JDD | Peut-on encore empêcher le Cambodge de tirer un trait sur la démocratie ?

Par Antoine Malo

 

La pression internationale s'est accrue sur le Cambodge, appelé par les Etats-Unis et l'Union européenne à revenir sur sa décision d'interdire le principal parti d'opposition à quelques mois d'élections cruciales.

Le Premier ministre cambodgien Hun Sen. (Sipa)
Le Premier ministre cambodgien Hun Sen. (Sipa)

Un grand bond en arrière. C'est un peu le résumé de ce qui se passe aujourd'hui au Cambodge. Jeudi, la Cour suprême décidait de dissoudre le Parti du sauvetage national du Cambodge (CNRP), principale formation d'opposition. Parallèlement, plus d'une centaine de ses membres ont été interdits de vie politique pour cinq ans. Officiellement, ces mesures ont pour but d'empêcher le CNRP de fomenter une révolution avec le soutien actif des Etats-Unis. En réalité, elles sont le point d'orgue d'une série d'attaques menées contre l'opposition. En septembre, le leader du CNRP, Kem Sokha, était déjà incarcéré pour "trahison et espionnage".

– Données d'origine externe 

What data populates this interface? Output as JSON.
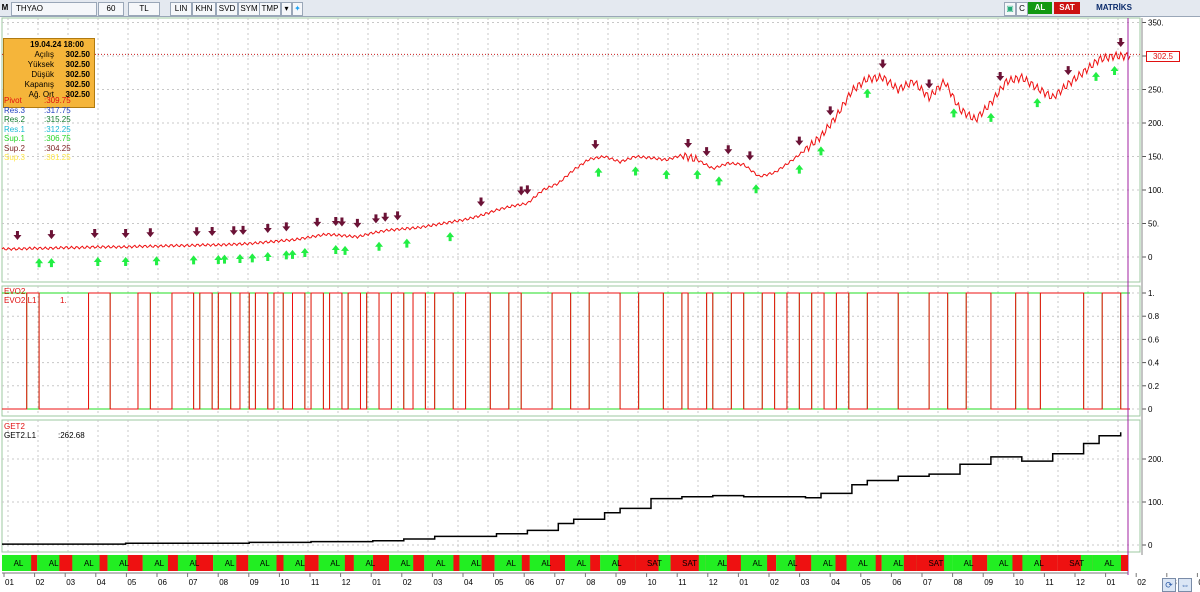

De possibles sanctions commerciales ?

La décision de la Cour suprême intervient aussi et surtout avant les élections législatives de l'année prochaine et permet de faire place nette pour le Premier ministre, Hun Sen, ancien khmer rouge en poste depuis trente-deux ans, candidat à un nouveau mandat. Ce faisant, le Cambodge a-t-il fait une croix sur la démocratie? Est-il devenu un "pays à parti unique", comme l'affirme le Royaume-Uni? Un assouplissement est-il envisageable? Non, répondait jeudi, Brad Adams, de Human Rights Watch. "La démocratie est morte aujourd'hui] et il semble compliqué de la voir revivre tant que Hun Sen restera Premier ministre."

 

Pour faire pression, l'UE évoque de possibles sanctions commerciales. Washington a d'ores et déjà annoncé retirer son aide au financement de l'élection de 2018. Pour l'instant, cela n'a pas fait bouger le pouvoir cambodgien. Pis, les menaces américaines pourraient avoir l'effet inverse. Le lent glissement du Cambodge vers la dictature s'inscrit dans un cadre plus large de lutte d'influence entre Chine et Etats-Unis en Asie. Le régime de Phnom Penh est l'un des meilleurs alliés de Pékin en Asie du Sud-Est. Il sait que malgré les condamnations internationales, le grand frère chinois le soutient économiquement et politiquement. Il le fera d'autant plus que le Cambodge est l'un des pays qui barrent la route aux Américains dans la région. Depuis de longs mois et pour le plus grand plaisir de son voisin, Hun Sen multiplie ainsi les gestes anti-yankees : interdictions d'ONG, fermeture de radios, annulation de manœuvres militaires communes. Samedi encore, deux journalistes locaux ont été inculpés d'espionnage pour avoir transmis des informations à Radio Free Asia. Une station basée à Washington.